Editor's Note: In addition to comments posted here, the conversation continues via email and in contributions from readers. Stay tuned for a synopsis of the "back channel" conversation. Meanwhile, here's Regina Colleen Heater's contribution.
Regina Colleen Heater, M.Div. is a professional god-talker and active contemplative who engages people in discussion about the Divine. She is particularly interested in postmodern and emerging world theologies as well as interfaith dialogue. Regina blogs at sacredfisher.com, and is a contributing scriptwriter for the Saintcast podcast series when she's not watching Yankees baseball.
The discussion here about inclusive language relative to the Divine has inspired me to share a Lenten experience I had over a decade ago.

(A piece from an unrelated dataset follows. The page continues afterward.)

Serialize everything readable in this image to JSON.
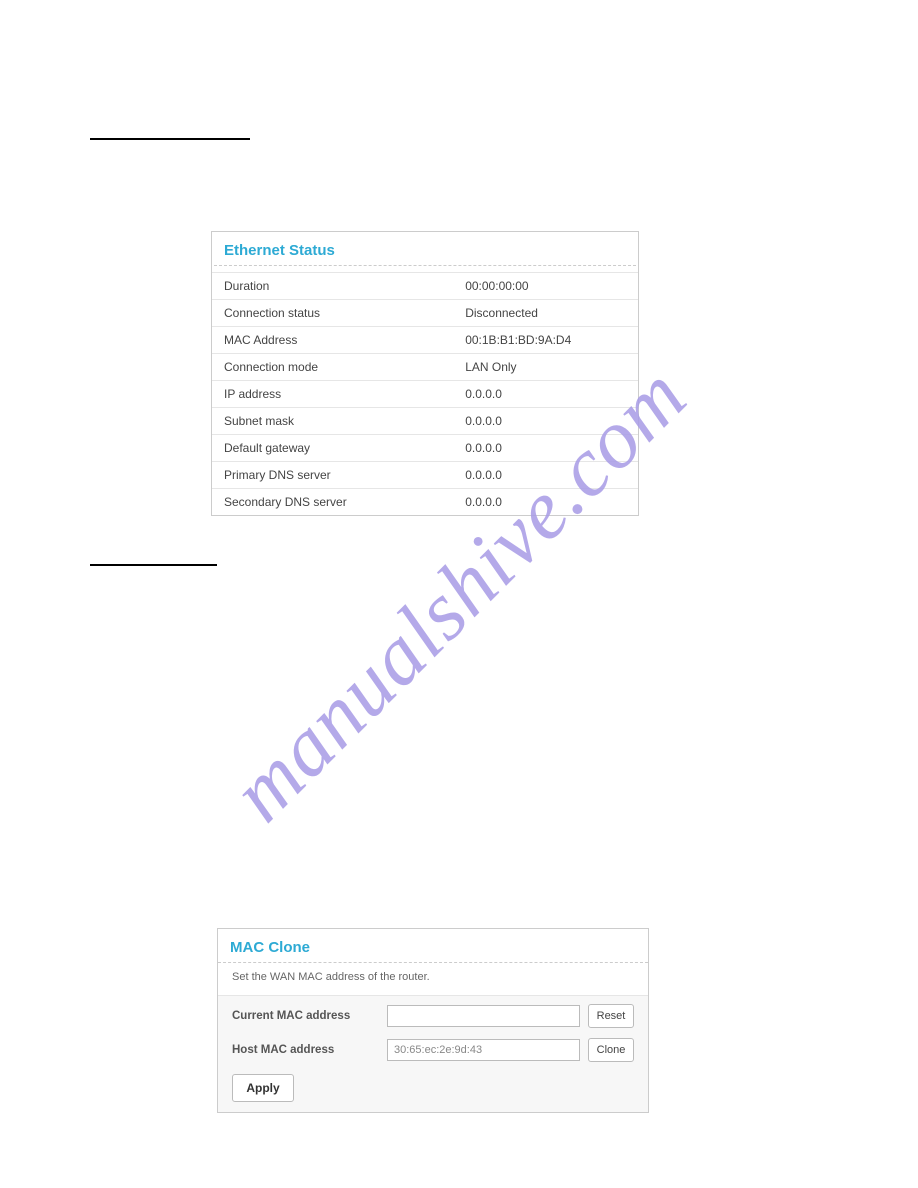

I had read Rosemary Radford Ruether's Sexism and God-Talk just before Lent began in 1998. I’d already been a proponent of using gender-neutral language for God for several years, after a series of discussions with editors of United Methodist publications during my first year at West Virginia Wesleyan College.
Those editors suggested that opposition to gender-neutral language might be based on personal experiences of God without considering how others might interact with and experience the Divine. What might we be missing by limiting our perspective to our personal experience? What if we considered God 'outside the box'? What might God reveal? This helped me begin using gender-neutral language to describe the Divine.
I had never, however, used feminine language until Ruether's book pointed out some fascinating facts from history about God-language. As I mulled over what I was reading, I made a decision. For my Lenten discipline, I would “sacrifice” my comfort zone, and deliberately use feminine language in my personal prayer life.
I began by rewording the Lord's Prayer. “O Mother in heaven,” I prayed. I prayed to “Goddess of grace and mercy,”, “Divine Mother,” to “Sofia-wisdom,” to the “Goddess of my heart.” As I did more research and wrote my prayers, I learned about the Triple Goddess, of rituals that began by creating a circle and binding a community together, and of the Wiccan rede (i.e., counsel) that echoes our Christian Golden Rule: “An[d] ye harm none, do as ye will.”
As my prayer life changed, so did my perspective of the world around me, and my understanding of my role within Creation as someone Divinely Created.